第12話 虚像、詰問、あれはどこだ

「え?」


 倉田は思わず呟き、グロッシュラーの足元の子を眺める。

 もじもじと人見知りする様子は、女の子にしかみえない。


「お褒めにあずかって光栄だよ」


 グロッシュラーは言い、杖の先の宝石を爪で弾いた。

 キィーンと甲高い音が響く。

 すると、グロッシュラーの胸にあった緑のブローチが、黄色くくすんだ石のブローチに変化した。足元の女の子、神の鏡かと思われた子も、グロッシュラーの脚にくくりつけられた石の棒になってしまった。


 王が再び興味深げに「ほう」と呟く。


「まったくわからなかった。見事なものだ」


「グロッシュラーは虚像魔術の使い手だからね。風の塔いち、いや、魔導士いちの使い手と言っていい」


「お褒めにあずかって光栄だよ、大魔導士さま」


 大魔導士さま、の言い方にねっとりとした執着を感じ取り、倉田は少したじろぐ。半歩下がった倉田をグロッシュラーは睨みつけた。


「しかし服のことまで考えなかったな。異界の服はそんな風なのか。今度大魔導士のふりをするときの参考にさせてもらうよ」


「御託はいい」


 ウバロバイトの語気がどんどん強くなっていく。


「風の塔からボクらを追い抜いてまで待ち伏せて、何の用だ」


「わかってるんだろ? はどこだ」


 グロッシュラーがウバロバイトをじっと眺める。まるで彼の体を包む大きなマントのどこかに、ブーツや髪の中に、それを隠しているとでも言うように。

 ウバロバイトがごくりと生唾を飲んだ。


「……言っただろう。あれは完成間際に自壊した」


「なぜオレが待ち伏せ場所にここを選んだか考えた方がいい」


 にやりと笑うグロッシュラー。


「王の御前におまえの秘密をぶちまけてもいいんだぞ、大魔導士さま?」


 隣に立つ倉田は、ウバロバイトの呼吸が早まっていくのに気付いていた。
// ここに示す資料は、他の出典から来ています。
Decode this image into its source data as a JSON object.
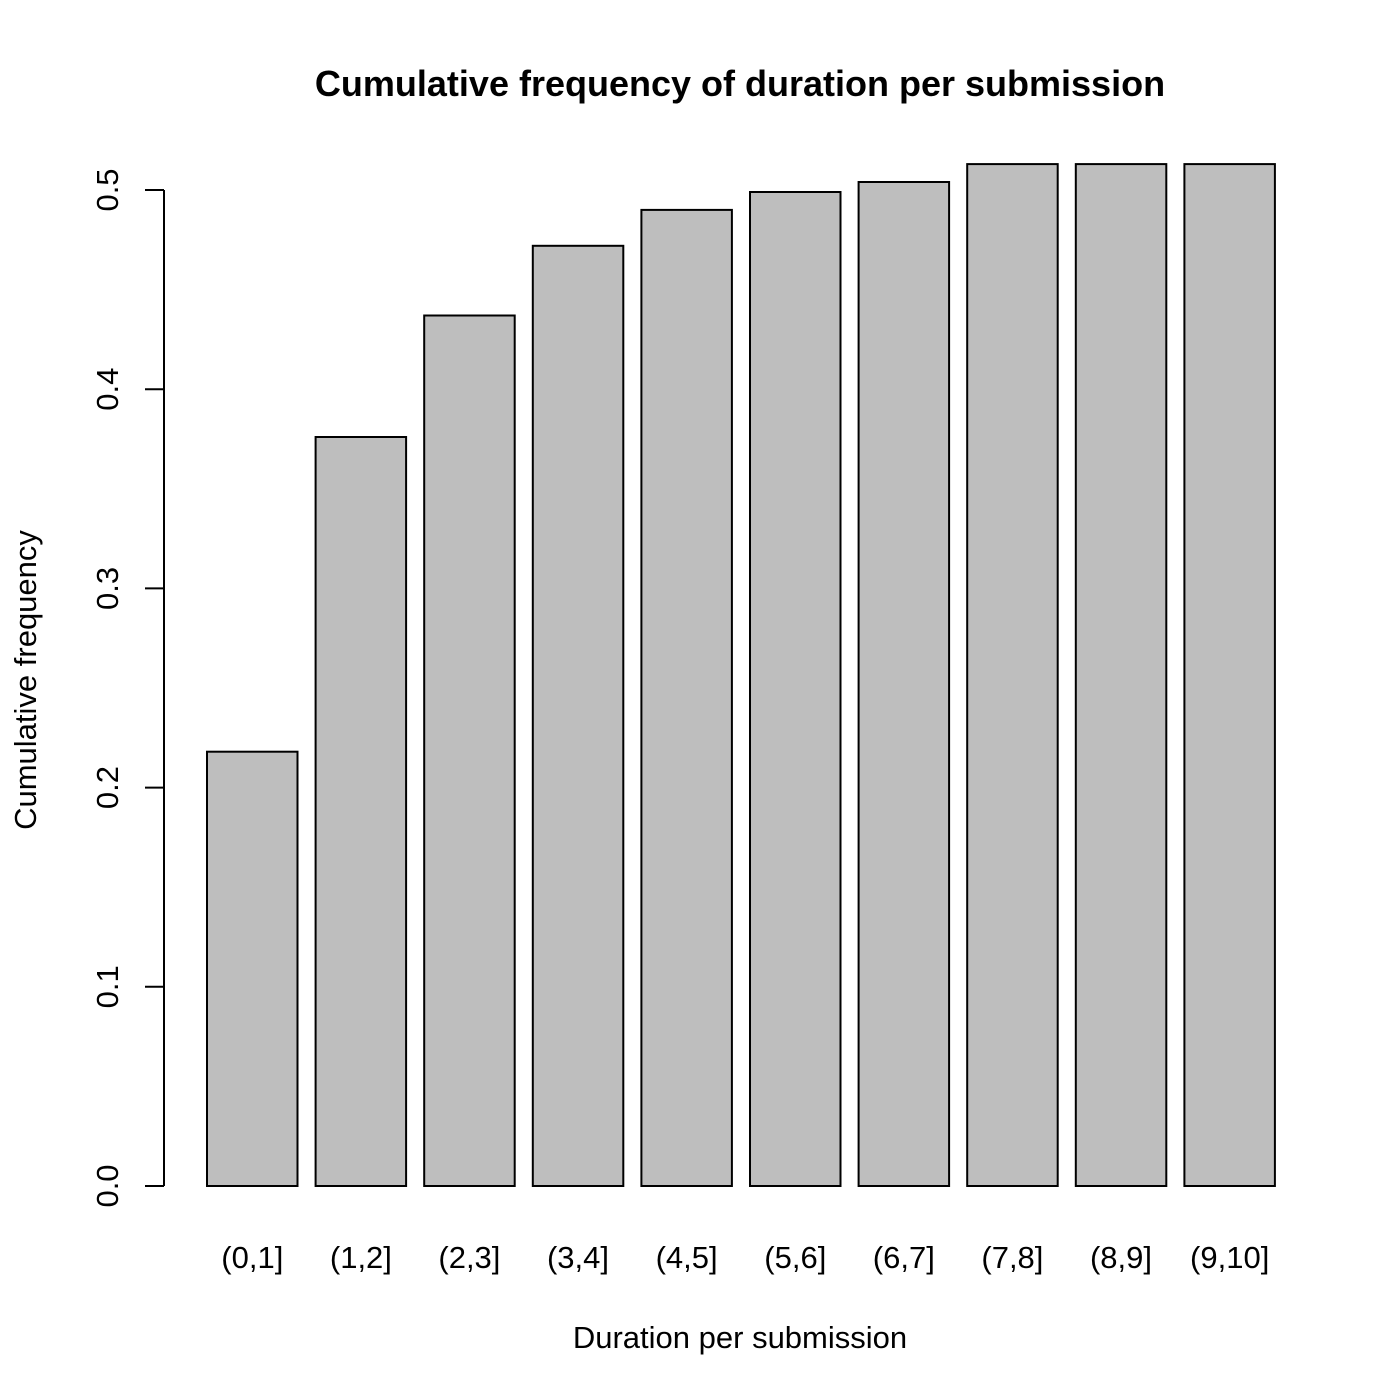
{
  "chart_data": {
    "type": "bar",
    "title": "Cumulative frequency of duration per submission",
    "xlabel": "Duration per submission",
    "ylabel": "Cumulative frequency",
    "categories": [
      "(0,1]",
      "(1,2]",
      "(2,3]",
      "(3,4]",
      "(4,5]",
      "(5,6]",
      "(6,7]",
      "(7,8]",
      "(8,9]",
      "(9,10]"
    ],
    "values": [
      0.218,
      0.376,
      0.437,
      0.472,
      0.49,
      0.499,
      0.504,
      0.513,
      0.513,
      0.513
    ],
    "ylim": [
      0,
      0.5
    ],
    "yticks": [
      0.0,
      0.1,
      0.2,
      0.3,
      0.4,
      0.5
    ],
    "ytick_labels": [
      "0.0",
      "0.1",
      "0.2",
      "0.3",
      "0.4",
      "0.5"
    ],
    "bar_color": "#bebebe",
    "grid": false,
    "legend": "none"
  }
}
ばくばく脈打つ心臓の音まで聞こえてきそうだ。

 王は王で目前で大道芸でも始まったかのようにほほえみ、頬杖をついている。

 ウバロバイトは気取られぬよう、静かに二度深呼吸した。そして答える。


「ないものは、だせない。作業の手順が間違いだったんだよグロッシュラー。一番最後の作業、虚像の力場を刻んだきみの落胆はわかる。信じたくない気持ちもわかる。でも、ないものはないんだ」


 グロッシュラーが引き下がる様子はない。

 しばらく二人は睨みあい、互いの腹を探っていた。


 やがて折れたように、ウバロバイトが大きくため息をつく。


「わかった。……設計資料の封印場所と、解除の呪文を教えよう。それで手を打ってくれ。好きに使ってかまわない」


「悪くはないな」


 王が脇に控えた男をちらと見やる。男はウバロバイトに近づき、紙と筆記用具を貸した。


「ありがとう」


 何かを書きつける手が震えている。

 ウバロバイトが書き終わるとすぐ、グロッシュラーがその手から紙をひったくった。紙を丸め、紐で結びながら言う。


「まあ、あんな複雑なもの、自力で作りたくはないがな。あれの隠し場所の参考にさせてもらうよ」


「だから、ないものはないよ」


 グロッシュラーは鼻で笑う。


「またな、大魔導士ウバロバイトさま」


 グロッシュラーは杖をかかげ、先端の緑の宝石を爪弾く。

 キィーン。

 甲高い音と共に、グロッシュラーの姿がかき消えた。


「おお」


 感嘆する王の声。

 倉田が呆気にとられていると、耳元で囁く声がした。


「あまり気を許すなよ。こいつは見た目こそ可愛いが、食わせ者だ」


 グロッシュラーの声だ。倉田の全身から冷や汗がふき出る。


 どういう意味だ?


 聞き返すこともできず、立ちつくす。かすかな足音が遠ざかっていった。